Some images show the ‘exotic dancers’ backstage, matter-of-factly chatting and smoking as they prepare for the show, entirely comfortable with their nudity. The relaxed grace of their limbs is like that of the ballet dancers in Degas’ backstage paintings. Some show the club entrances with their marquee lights and signage: ‘Action shows!’, ‘A Thrill a minute!’, followed by a bathetic ‘Warm inside’. Other photographs reveal a delicate beauty, as in Lady Medina 1977, a poignant close-up of the naked stripper, her face glistening with make-up beneath which a rash of spots can be made out. Dark eyes stare out at the viewer, as if to say, ‘Yes, I am a person, just like you.’

In contrast to the Anti-Sex League and its real-life followers, Rennie Ellis’ attitude – implicit in these images and all his work – lies in the words of the Roman writer, Terence, which Bruce Chatwin revered and chalked up boldly on his wall:

I am human; nothing human is alien to me.

The shock of MONA

What is the most shocking thing about Hobart’s Museum of Old and New Art?

David Walsh’s extraordinary new museum has received its fair share of media coverage since being opened a year ago. This often focused on its cost ($75 million of Walsh’s own money) or the ‘scandalous’ nature of some exhibits, such as Greg Taylor’s Cunts: A Conversation pictured above (controversy which the museum seems to delight in). More eruditely, there has been furious debate about whether the collection is simply a rich man’s Cabinet of Curiosities or whether it truly ‘helps us to lead better lives’ (the quaint, almost Stalinist view of the civic function of art argued by philosopher, John Armstrong in Island magazine).
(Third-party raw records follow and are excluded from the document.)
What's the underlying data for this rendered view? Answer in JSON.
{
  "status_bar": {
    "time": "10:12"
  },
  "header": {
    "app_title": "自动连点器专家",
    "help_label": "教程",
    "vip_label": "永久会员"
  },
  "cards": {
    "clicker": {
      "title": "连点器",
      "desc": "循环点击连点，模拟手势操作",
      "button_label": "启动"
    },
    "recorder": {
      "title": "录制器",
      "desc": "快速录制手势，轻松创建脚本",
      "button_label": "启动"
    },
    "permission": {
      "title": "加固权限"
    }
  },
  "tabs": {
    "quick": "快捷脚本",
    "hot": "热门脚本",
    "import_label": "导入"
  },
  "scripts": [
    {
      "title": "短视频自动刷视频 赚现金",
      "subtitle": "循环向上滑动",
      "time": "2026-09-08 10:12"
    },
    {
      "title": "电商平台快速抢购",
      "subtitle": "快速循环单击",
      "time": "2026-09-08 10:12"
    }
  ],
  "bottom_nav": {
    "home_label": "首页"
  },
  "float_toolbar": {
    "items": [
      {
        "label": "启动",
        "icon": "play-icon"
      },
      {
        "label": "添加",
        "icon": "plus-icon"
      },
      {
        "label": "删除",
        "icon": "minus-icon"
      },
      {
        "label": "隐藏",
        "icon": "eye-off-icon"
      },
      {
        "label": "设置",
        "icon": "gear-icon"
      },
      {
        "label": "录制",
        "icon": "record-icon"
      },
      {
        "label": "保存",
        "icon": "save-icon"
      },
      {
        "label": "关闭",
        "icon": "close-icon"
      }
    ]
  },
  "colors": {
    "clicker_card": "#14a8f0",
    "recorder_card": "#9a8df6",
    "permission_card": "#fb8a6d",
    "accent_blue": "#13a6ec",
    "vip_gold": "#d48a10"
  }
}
MONA is an exhilarating place to visit. There are any number of reasons for this. The dramatic buildings and site. The eclectic, unblinking nature of the opening exhibition on sex and death: ‘Monanism’. The fact that one can freely take photographs. The irreverent comments by Walsh himself about some of the exhibits. And not forgetting the bar in the basement …

But what shocked me most was the difference made by the absence of any labels or directions whatsoever about how to view the exhibits. Our initial encounter with each artwork is totally unmediated by contextual ‘noise’. Not even the barest detail.

In other galleries, we can ignore the patronising ‘explications’ often displayed next to art works, but cannot help checking the title, the artist, the date. Yet even these interfere with our experience of the work, filtering what the eye sees through everything we may happen to know know about Rothko, about the development of perspective drawing, or Caravaggio’s tempestuous life.

Is that painted carven head from an Egyptian tomb? An anatomical model from the Renaissance? Or a new piece by Damien Hirst? Even the artist’s name or a date mediates how we perceive a work, instead of leaving the individual’s eye to see and sensibility to react.

All you could want to know about any work at MONA is on hand by checking the iPod guide, but this becomes a secondary and optional act to seeing itself. This naked, exhilarating encounter with the artworks at MONA is the museum’s most shocking revelation for the visitor – one which which will long outlast any philistine outrage over the poignant line of pudenda in Taylor’s ‘conversation piece.’